Three Easy Ways to Track Your Micro Habits

Hipster man having a tasty breakfast at home on a vintage table in front of a window, he is writing on a notebook, point of view shot

If you don’t know where you’ve been, then how do you know you’re still on the right path to where you want to go?

Tracking micro-habits make sense. By creating a record of your accomplishments you’ll not only stay more motivated, but you’ll have a solid idea of your progress – and can keep on track for your goals. This process works particularly well with micro-habits, mostly because they’re so small that your progress is almost unconscious from the start, so it’s doubly important to keep track.

How do you go about tracking micro-habits?

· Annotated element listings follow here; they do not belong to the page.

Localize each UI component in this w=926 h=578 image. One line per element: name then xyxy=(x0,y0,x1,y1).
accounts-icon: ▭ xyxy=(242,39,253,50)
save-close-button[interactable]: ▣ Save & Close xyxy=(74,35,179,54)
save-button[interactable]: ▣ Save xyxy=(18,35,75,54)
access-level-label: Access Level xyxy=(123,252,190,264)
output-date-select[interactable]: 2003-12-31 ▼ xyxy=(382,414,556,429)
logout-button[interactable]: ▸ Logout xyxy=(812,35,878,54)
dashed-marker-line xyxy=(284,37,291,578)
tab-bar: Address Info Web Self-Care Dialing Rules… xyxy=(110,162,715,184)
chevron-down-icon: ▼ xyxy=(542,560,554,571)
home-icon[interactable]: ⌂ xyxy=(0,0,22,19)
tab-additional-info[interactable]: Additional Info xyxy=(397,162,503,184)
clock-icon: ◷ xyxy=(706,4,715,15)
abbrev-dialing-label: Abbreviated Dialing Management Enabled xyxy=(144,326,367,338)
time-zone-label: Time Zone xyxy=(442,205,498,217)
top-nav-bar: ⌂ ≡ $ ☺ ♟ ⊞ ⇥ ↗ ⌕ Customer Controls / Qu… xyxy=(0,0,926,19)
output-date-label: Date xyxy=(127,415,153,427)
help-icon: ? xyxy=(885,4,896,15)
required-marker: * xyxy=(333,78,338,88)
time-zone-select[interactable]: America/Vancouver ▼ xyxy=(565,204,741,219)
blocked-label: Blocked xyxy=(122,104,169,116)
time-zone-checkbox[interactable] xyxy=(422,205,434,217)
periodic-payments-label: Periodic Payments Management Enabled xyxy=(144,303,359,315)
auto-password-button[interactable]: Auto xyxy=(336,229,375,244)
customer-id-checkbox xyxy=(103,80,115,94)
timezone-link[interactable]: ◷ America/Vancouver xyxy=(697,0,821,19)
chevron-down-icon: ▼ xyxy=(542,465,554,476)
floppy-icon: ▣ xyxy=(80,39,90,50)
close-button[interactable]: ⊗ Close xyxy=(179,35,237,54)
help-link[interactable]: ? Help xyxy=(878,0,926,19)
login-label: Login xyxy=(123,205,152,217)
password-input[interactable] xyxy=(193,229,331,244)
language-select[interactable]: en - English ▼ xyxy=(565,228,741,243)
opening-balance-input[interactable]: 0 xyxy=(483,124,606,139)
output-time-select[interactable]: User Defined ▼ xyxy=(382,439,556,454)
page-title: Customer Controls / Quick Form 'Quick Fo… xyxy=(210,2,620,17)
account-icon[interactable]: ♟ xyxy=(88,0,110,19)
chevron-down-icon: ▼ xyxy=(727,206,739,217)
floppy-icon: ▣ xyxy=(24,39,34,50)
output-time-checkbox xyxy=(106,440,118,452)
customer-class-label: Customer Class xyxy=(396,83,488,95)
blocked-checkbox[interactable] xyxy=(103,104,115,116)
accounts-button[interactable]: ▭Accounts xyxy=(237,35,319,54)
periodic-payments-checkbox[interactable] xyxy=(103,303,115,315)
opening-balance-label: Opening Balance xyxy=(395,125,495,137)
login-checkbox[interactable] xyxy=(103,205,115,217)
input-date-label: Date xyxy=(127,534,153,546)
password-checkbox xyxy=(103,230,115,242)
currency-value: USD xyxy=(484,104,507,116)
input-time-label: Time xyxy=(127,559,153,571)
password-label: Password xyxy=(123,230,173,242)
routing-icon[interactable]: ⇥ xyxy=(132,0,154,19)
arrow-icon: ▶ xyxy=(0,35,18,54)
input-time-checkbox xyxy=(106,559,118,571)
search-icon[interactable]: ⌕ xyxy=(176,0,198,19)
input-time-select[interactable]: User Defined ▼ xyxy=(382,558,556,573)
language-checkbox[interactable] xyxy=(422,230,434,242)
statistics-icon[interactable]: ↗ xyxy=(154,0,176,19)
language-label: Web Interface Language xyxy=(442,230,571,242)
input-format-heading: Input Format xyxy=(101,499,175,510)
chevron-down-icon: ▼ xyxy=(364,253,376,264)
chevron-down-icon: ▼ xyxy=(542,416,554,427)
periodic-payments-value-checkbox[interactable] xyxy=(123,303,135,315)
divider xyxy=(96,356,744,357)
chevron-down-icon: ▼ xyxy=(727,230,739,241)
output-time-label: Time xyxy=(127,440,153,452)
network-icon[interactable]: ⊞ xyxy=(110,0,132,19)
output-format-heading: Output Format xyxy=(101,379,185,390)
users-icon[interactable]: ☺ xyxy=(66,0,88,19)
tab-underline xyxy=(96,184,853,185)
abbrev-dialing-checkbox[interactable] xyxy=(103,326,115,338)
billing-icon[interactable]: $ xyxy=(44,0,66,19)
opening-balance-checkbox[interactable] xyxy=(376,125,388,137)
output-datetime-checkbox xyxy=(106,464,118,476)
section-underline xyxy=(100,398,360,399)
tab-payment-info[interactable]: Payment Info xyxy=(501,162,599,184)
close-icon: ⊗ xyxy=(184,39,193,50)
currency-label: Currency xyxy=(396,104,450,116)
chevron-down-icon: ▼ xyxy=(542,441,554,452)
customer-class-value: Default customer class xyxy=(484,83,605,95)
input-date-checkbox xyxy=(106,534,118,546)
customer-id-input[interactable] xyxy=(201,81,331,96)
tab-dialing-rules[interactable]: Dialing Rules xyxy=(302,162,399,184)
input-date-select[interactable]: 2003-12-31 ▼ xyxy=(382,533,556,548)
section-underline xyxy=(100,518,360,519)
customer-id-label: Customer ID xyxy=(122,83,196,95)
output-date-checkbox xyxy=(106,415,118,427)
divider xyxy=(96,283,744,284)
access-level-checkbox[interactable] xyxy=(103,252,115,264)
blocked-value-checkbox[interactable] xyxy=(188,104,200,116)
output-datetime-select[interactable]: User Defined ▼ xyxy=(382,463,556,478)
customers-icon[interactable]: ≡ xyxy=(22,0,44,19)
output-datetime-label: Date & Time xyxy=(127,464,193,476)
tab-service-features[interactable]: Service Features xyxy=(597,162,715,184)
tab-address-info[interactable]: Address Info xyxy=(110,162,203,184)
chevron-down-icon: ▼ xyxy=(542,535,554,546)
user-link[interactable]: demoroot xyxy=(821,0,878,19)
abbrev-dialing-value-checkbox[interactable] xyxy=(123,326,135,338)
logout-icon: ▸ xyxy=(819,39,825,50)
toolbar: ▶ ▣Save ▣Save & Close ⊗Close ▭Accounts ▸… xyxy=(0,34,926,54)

1. Write it down. By using a journal or some daily planner, you can see at a glance just what you’ve gotten accomplished. Working with paper has an added benefit that you might not realize: we learn better through muscle memory. So by using a pencil and writing down your goals and accomplishments, the very act of doing so helps the habit to stick just a little bit better than it would otherwise.

2. Try a spreadsheet. Maybe a scatter of paper notes across the top of your desk isn’t your thing. Some people love lists, but others get caught up in the paper clutter. A spreadsheet on your computer fixes this problem by keeping track in a systematic way that’s easy to understand at a glance. It can even calculate things for you, like the average time spent doing something, or how many times you complete a habit each week.

3. There’s an app for that. A quick look at the app store will show you all kinds of trackers for your phone. The apps will vary according to what kind of micro habit you want to track. That means it’s really easy to exactly find what you need, along with a few bells and whistles. Some apps will connect you with social media, or with other users in your area, adding in a nice accountability option. Also, by using your phone to track progress, there’s no excuse not to update when you perform the habit as, usually, people keep their phones pretty close to where they are at all times. The only drawback? Sometimes there are too many bells and whistles, meaning the app can become more of a distraction than it is useful, so guard your time carefully.

Keeping track of your micro habit progress is easy to do whether you prefer paper and pencil or electronics. Trying different methods will help you to determine just which method is best for you as you track your micro-habits for progress and big changes yet to come.